I believe the message that was to be received is live your life in your way – your perfect way, with all its beauty and flaws. But not to use your perfection to show, prove, or flaunt how much better you are than all others. If you are comfortable with who you are, then you don’t need to be better than another. Rather we each live with a comfort in oneself and an acceptance that as perfect we are, so is everyone. It’s acceptance of self and others that is cresting the perfection. It’s not needing to be any more ideal that you are able or wanting to be and recognizing and accepting that in each other. Acceptance.
Instead of defining perfect as flawless or without fault, could it be living life in a modified ideal, without remorse? The difference is living without deep regret. Reflection, learning, and growing is important, but to live with so much regret it holds one back is debilitating. What I’m proposing is living with personal awareness and recognizing for oneself: What is your ideal?
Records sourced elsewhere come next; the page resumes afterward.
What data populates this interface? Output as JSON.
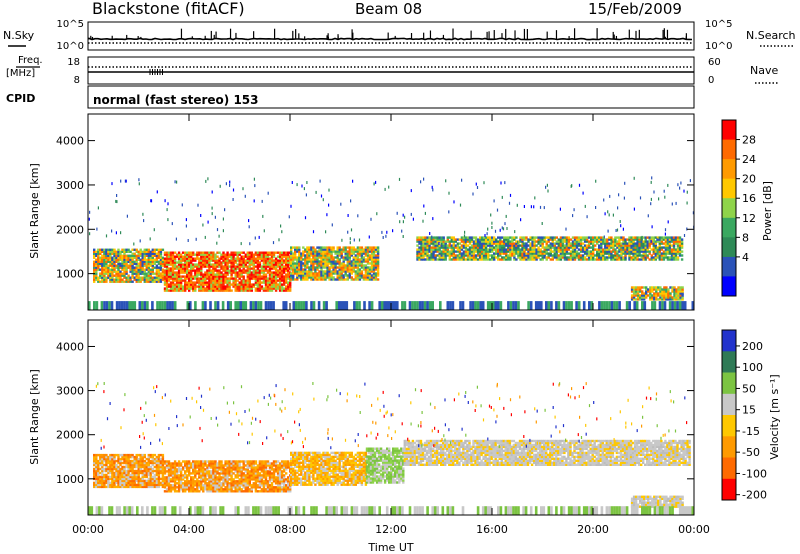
{
  "header": {
    "station": "Blackstone (fitACF)",
    "beam": "Beam 08",
    "date": "15/Feb/2009"
  },
  "noise_panel": {
    "left_label": "N.Sky",
    "right_label": "N.Search",
    "left_ticks": [
      "10^5",
      "10^0"
    ],
    "right_ticks": [
      "10^5",
      "10^0"
    ]
  },
  "freq_panel": {
    "left_label_line1": "Freq.",
    "left_label_line2": "[MHz]",
    "right_label": "Nave",
    "left_ticks": [
      "18",
      "8"
    ],
    "right_ticks": [
      "60",
      "0"
    ]
  },
  "cpid": {
    "label": "CPID",
    "value": "normal (fast stereo) 153"
  },
  "chart_data": [
    {
      "type": "heatmap",
      "quantity": "Power",
      "ylabel": "Slant Range [km]",
      "xlabel": "Time UT",
      "ylim": [
        180,
        4600
      ],
      "yticks": [
        "4000",
        "3000",
        "2000",
        "1000"
      ],
      "ytick_values": [
        4000,
        3000,
        2000,
        1000
      ],
      "xlim": [
        0,
        24
      ],
      "xticks": [
        "00:00",
        "04:00",
        "08:00",
        "12:00",
        "16:00",
        "20:00",
        "00:00"
      ],
      "xtick_values": [
        0,
        4,
        8,
        12,
        16,
        20,
        24
      ],
      "colorbar": {
        "label": "Power [dB]",
        "tick_labels": [
          "28",
          "24",
          "20",
          "16",
          "12",
          "8",
          "4"
        ],
        "colors": [
          "#ff0000",
          "#ff6a00",
          "#ff9a00",
          "#ffc800",
          "#8fd44a",
          "#3aa860",
          "#2e8a57",
          "#2a52b8",
          "#0000ff"
        ]
      },
      "regions": [
        {
          "t": [
            0.2,
            3.0
          ],
          "r": [
            800,
            1550
          ],
          "level": "mid"
        },
        {
          "t": [
            3.0,
            8.0
          ],
          "r": [
            600,
            1500
          ],
          "level": "high"
        },
        {
          "t": [
            8.0,
            11.5
          ],
          "r": [
            850,
            1600
          ],
          "level": "mid"
        },
        {
          "t": [
            13.0,
            23.5
          ],
          "r": [
            1300,
            1800
          ],
          "level": "low"
        },
        {
          "t": [
            21.5,
            23.5
          ],
          "r": [
            400,
            700
          ],
          "level": "mid"
        }
      ]
    },
    {
      "type": "heatmap",
      "quantity": "Velocity",
      "ylabel": "Slant Range [km]",
      "xlabel": "Time UT",
      "ylim": [
        180,
        4600
      ],
      "yticks": [
        "4000",
        "3000",
        "2000",
        "1000"
      ],
      "ytick_values": [
        4000,
        3000,
        2000,
        1000
      ],
      "xlim": [
        0,
        24
      ],
      "xticks": [
        "00:00",
        "04:00",
        "08:00",
        "12:00",
        "16:00",
        "20:00",
        "00:00"
      ],
      "xtick_values": [
        0,
        4,
        8,
        12,
        16,
        20,
        24
      ],
      "colorbar": {
        "label": "Velocity [m s⁻¹]",
        "tick_labels": [
          "200",
          "100",
          "50",
          "15",
          "-15",
          "-50",
          "-100",
          "-200"
        ],
        "colors": [
          "#2233cc",
          "#2f7a56",
          "#7cc442",
          "#c8c8c8",
          "#ffc800",
          "#ff9a00",
          "#ff6a00",
          "#ff0000"
        ]
      },
      "regions": [
        {
          "t": [
            0.2,
            3.0
          ],
          "r": [
            800,
            1550
          ],
          "level": "neg"
        },
        {
          "t": [
            3.0,
            8.0
          ],
          "r": [
            700,
            1400
          ],
          "level": "neg"
        },
        {
          "t": [
            8.0,
            11.0
          ],
          "r": [
            850,
            1600
          ],
          "level": "negsmall"
        },
        {
          "t": [
            11.0,
            12.5
          ],
          "r": [
            900,
            1700
          ],
          "level": "pos"
        },
        {
          "t": [
            12.5,
            23.8
          ],
          "r": [
            1300,
            1850
          ],
          "level": "zero"
        },
        {
          "t": [
            21.5,
            23.5
          ],
          "r": [
            350,
            600
          ],
          "level": "zero"
        }
      ]
    }
  ]
}
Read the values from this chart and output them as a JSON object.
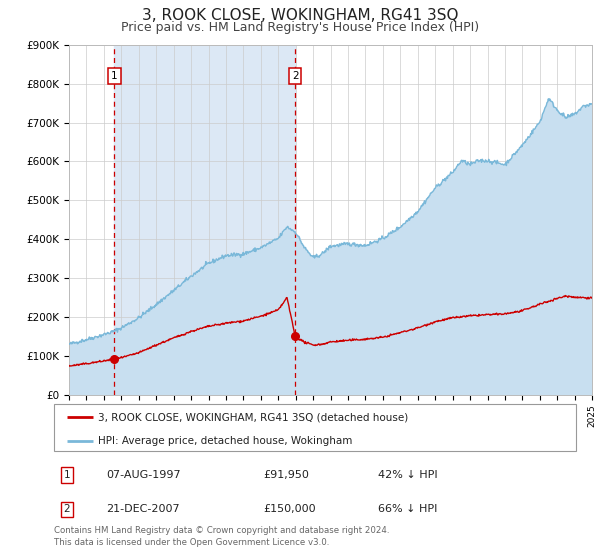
{
  "title": "3, ROOK CLOSE, WOKINGHAM, RG41 3SQ",
  "subtitle": "Price paid vs. HM Land Registry's House Price Index (HPI)",
  "ylim": [
    0,
    900000
  ],
  "yticks": [
    0,
    100000,
    200000,
    300000,
    400000,
    500000,
    600000,
    700000,
    800000,
    900000
  ],
  "ytick_labels": [
    "£0",
    "£100K",
    "£200K",
    "£300K",
    "£400K",
    "£500K",
    "£600K",
    "£700K",
    "£800K",
    "£900K"
  ],
  "sale1_date": 1997.6,
  "sale1_price": 91950,
  "sale2_date": 2007.97,
  "sale2_price": 150000,
  "sale_color": "#cc0000",
  "hpi_color": "#7ab8d9",
  "hpi_fill_color": "#c8dff0",
  "shade_color": "#dce8f5",
  "background_color": "#ffffff",
  "grid_color": "#cccccc",
  "legend_label_red": "3, ROOK CLOSE, WOKINGHAM, RG41 3SQ (detached house)",
  "legend_label_blue": "HPI: Average price, detached house, Wokingham",
  "table_row1": [
    "1",
    "07-AUG-1997",
    "£91,950",
    "42% ↓ HPI"
  ],
  "table_row2": [
    "2",
    "21-DEC-2007",
    "£150,000",
    "66% ↓ HPI"
  ],
  "footer": "Contains HM Land Registry data © Crown copyright and database right 2024.\nThis data is licensed under the Open Government Licence v3.0.",
  "title_fontsize": 11,
  "subtitle_fontsize": 9,
  "tick_fontsize": 7.5
}
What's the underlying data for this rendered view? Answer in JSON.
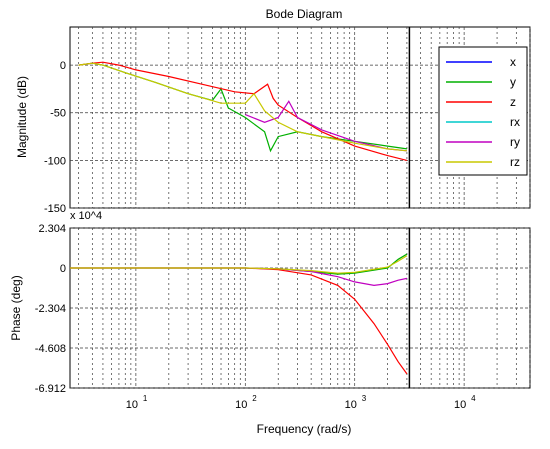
{
  "colors": {
    "background": "#ffffff",
    "axes_bg": "#ffffff",
    "grid": "#3a3a3a",
    "x": "#0000ff",
    "y": "#00b000",
    "z": "#ff0000",
    "rx": "#00c8c8",
    "ry": "#c000c0",
    "rz": "#c8c800",
    "marker": "#000000"
  },
  "chart_data": [
    {
      "type": "line",
      "title": "Bode Diagram",
      "xlabel": "",
      "ylabel": "Magnitude (dB)",
      "xscale": "log",
      "xlim": [
        2.5,
        40000
      ],
      "ylim": [
        -150,
        40
      ],
      "yticks": [
        0,
        -50,
        -100,
        -150
      ],
      "ytick_labels": [
        "0",
        "-50",
        "-100",
        "-150"
      ],
      "grid": true,
      "legend": [
        "x",
        "y",
        "z",
        "rx",
        "ry",
        "rz"
      ],
      "legend_position": "top-right",
      "vertical_marker_x": 3162,
      "series": [
        {
          "name": "x",
          "points": []
        },
        {
          "name": "y",
          "x": [
            3,
            4,
            5,
            8,
            15,
            30,
            50,
            60,
            70,
            100,
            150,
            170,
            200,
            300,
            500,
            1000,
            2000,
            3000
          ],
          "values": [
            0,
            2,
            0,
            -8,
            -18,
            -30,
            -37,
            -25,
            -45,
            -55,
            -70,
            -90,
            -75,
            -70,
            -75,
            -80,
            -85,
            -88
          ]
        },
        {
          "name": "z",
          "x": [
            3,
            4,
            5,
            7,
            10,
            20,
            40,
            80,
            120,
            160,
            180,
            200,
            300,
            500,
            1000,
            2000,
            3000
          ],
          "values": [
            0,
            2,
            3,
            0,
            -5,
            -12,
            -20,
            -28,
            -30,
            -20,
            -35,
            -42,
            -55,
            -70,
            -85,
            -95,
            -100
          ]
        },
        {
          "name": "rx",
          "points": []
        },
        {
          "name": "ry",
          "x": [
            100,
            150,
            200,
            250,
            300,
            500,
            1000,
            2000,
            3000
          ],
          "values": [
            -52,
            -60,
            -55,
            -38,
            -55,
            -68,
            -80,
            -88,
            -90
          ]
        },
        {
          "name": "rz",
          "x": [
            3,
            4,
            5,
            8,
            15,
            30,
            60,
            100,
            120,
            150,
            200,
            300,
            500,
            1000,
            2000,
            3000
          ],
          "values": [
            0,
            2,
            0,
            -8,
            -18,
            -30,
            -40,
            -40,
            -30,
            -48,
            -60,
            -70,
            -75,
            -82,
            -88,
            -90
          ]
        }
      ]
    },
    {
      "type": "line",
      "title": "",
      "xlabel": "Frequency  (rad/s)",
      "ylabel": "Phase (deg)",
      "xscale": "log",
      "xlim": [
        2.5,
        40000
      ],
      "ylim": [
        -6.912,
        2.304
      ],
      "y_multiplier": "x 10^4",
      "yticks": [
        2.304,
        0,
        -2.304,
        -4.608,
        -6.912
      ],
      "ytick_labels": [
        "2.304",
        "0",
        "-2.304",
        "-4.608",
        "-6.912"
      ],
      "xticks": [
        10,
        100,
        1000,
        10000
      ],
      "grid": true,
      "vertical_marker_x": 3162,
      "series": [
        {
          "name": "x",
          "points": []
        },
        {
          "name": "y",
          "x": [
            2.5,
            100,
            200,
            400,
            700,
            1000,
            2000,
            2500,
            3000
          ],
          "values": [
            0,
            0,
            -0.05,
            -0.2,
            -0.35,
            -0.3,
            0.0,
            0.5,
            0.8
          ]
        },
        {
          "name": "z",
          "x": [
            2.5,
            100,
            200,
            400,
            700,
            1000,
            1500,
            2000,
            2500,
            3000
          ],
          "values": [
            0,
            0,
            -0.1,
            -0.4,
            -1.0,
            -1.8,
            -3.2,
            -4.4,
            -5.4,
            -6.1
          ]
        },
        {
          "name": "rx",
          "points": []
        },
        {
          "name": "ry",
          "x": [
            2.5,
            100,
            200,
            400,
            700,
            1000,
            1500,
            2000,
            2500,
            3000
          ],
          "values": [
            0,
            0,
            -0.05,
            -0.2,
            -0.5,
            -0.8,
            -1.0,
            -0.9,
            -0.7,
            -0.6
          ]
        },
        {
          "name": "rz",
          "x": [
            2.5,
            100,
            200,
            400,
            700,
            1000,
            2000,
            2500,
            3000
          ],
          "values": [
            0,
            0,
            -0.05,
            -0.15,
            -0.3,
            -0.25,
            0.05,
            0.4,
            0.7
          ]
        }
      ]
    }
  ]
}
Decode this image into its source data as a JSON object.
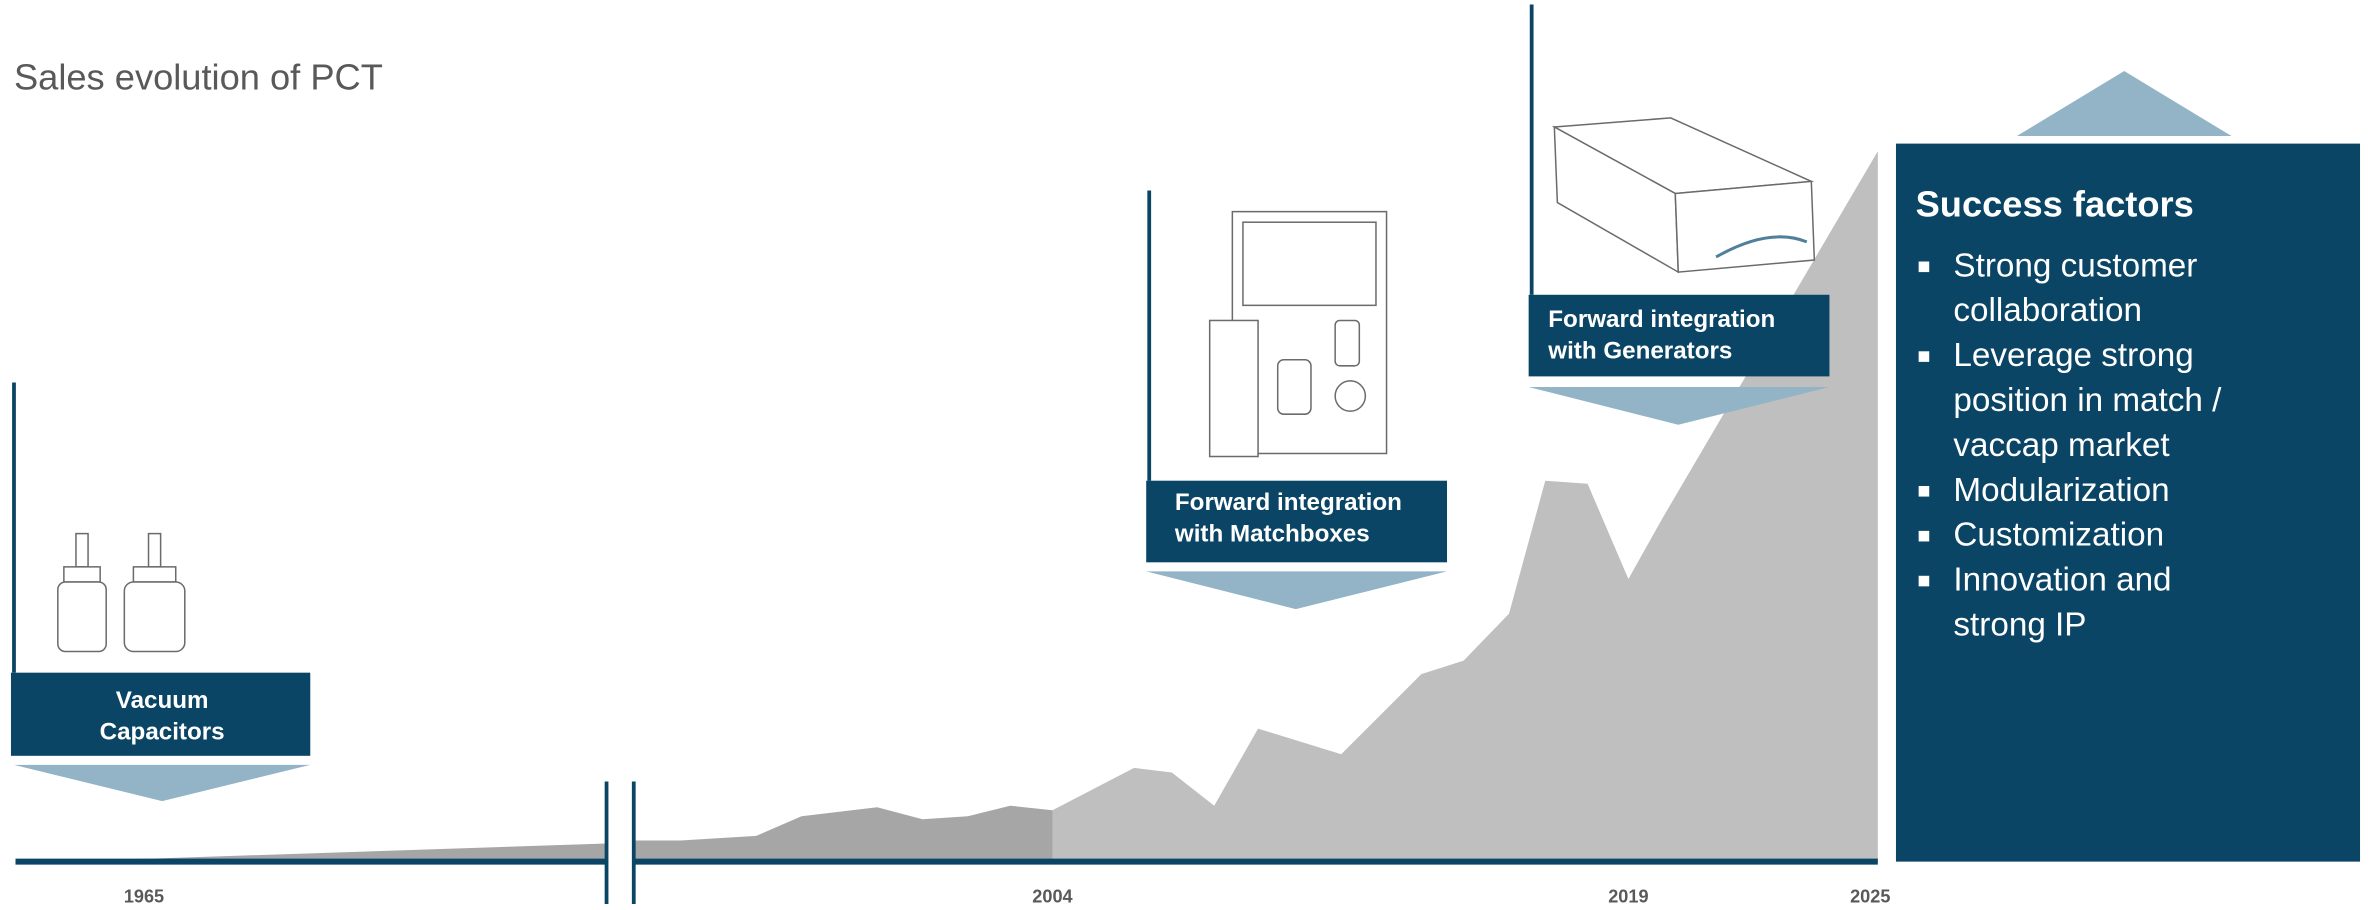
{
  "header": {
    "title": "Sales evolution of PCT"
  },
  "timeline": {
    "labels": [
      "1965",
      "2004",
      "2019",
      "2025"
    ]
  },
  "milestones": [
    {
      "lines": [
        "Vacuum",
        "Capacitors"
      ]
    },
    {
      "lines": [
        "Forward integration",
        "with Matchboxes"
      ]
    },
    {
      "lines": [
        "Forward integration",
        "with Generators"
      ]
    }
  ],
  "success_factors": {
    "title": "Success factors",
    "items": [
      {
        "lines": [
          "Strong customer",
          "collaboration"
        ]
      },
      {
        "lines": [
          "Leverage strong",
          "position in match /",
          "vaccap market"
        ]
      },
      {
        "lines": [
          "Modularization"
        ]
      },
      {
        "lines": [
          "Customization"
        ]
      },
      {
        "lines": [
          "Innovation and",
          "strong IP"
        ]
      }
    ]
  }
}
It is believing you are wonderful as you are, while continuing to evolve to be even more of who you imagine yourself to be. It’s a delicate balance between personal acceptance of the person you are at this moment and how you wish to be. None of us is perfectly flawless. Knowing each of us is not flawless means you accept yourself even with flaws. It’s the acceptance and balance of being and
becoming, personal acceptance, and personal evolution.
This does not mean what flaws one has is an excuse to be stuck or to make excuses. Instead, this balance is what can give strength to live fully each day who you are and deciding how and what you want to do to grow, evolve, and continually become even more fully the best ideal you. It’s embracing the highest qualities of who you are, as well as what we might consider flaws. Flaws, weaknesses, aspects we personally want changed are those areas that help us decide what we want different, and we can use these as guidelines for growth and self-actualization.
And while you are living with acceptance in your own way of personal comfort, it also means accepting others. The message is saying be perfectly who you are now, without the need or desire to be superior to another. You are accepting that you need to understand that others have flaws and may also be working on growing and evolving and transforming their flaws.
There is a certain amount of judgement that happens. Judgement happens as a tool to understand how to trust, love, work with, interact with, be friends, and so on with all others in our life. We have the responsibility to decide with whom we want to share our life. It’s not healthy to welcome everyone into our inner life circle. However, it’s also not identifying another person by overlooking their flaws only by their flaws or because you believe you can change what you perceive they need to change. It’s understanding who and how another presents him- or herself to you, and understanding if what they present is someone you want to have in your life. It helps us understand how we can interact with others and embrace or distance them. This is not to limit who another is or can be, but how much what they show you want to interact with and accept in your realm. Even as you do this, remember you are each different and you are not better than another, simply different. Some will be embraced, others rejected, and some will have their status with you changed. Never better. You are to be you with as much perfect as you can be right now. And when you accept that they are as perfect as they are right now, you acknowledge you are not better.
Some others we can more easily live and interact with while others we reject. Each is who they are. You are to be a perfect you. Everyone else is to be who they are. We are different –not higher quality, upper level, step ahead, more important, and so on than others.
Live your life in your perfect and not believing or proving you are better.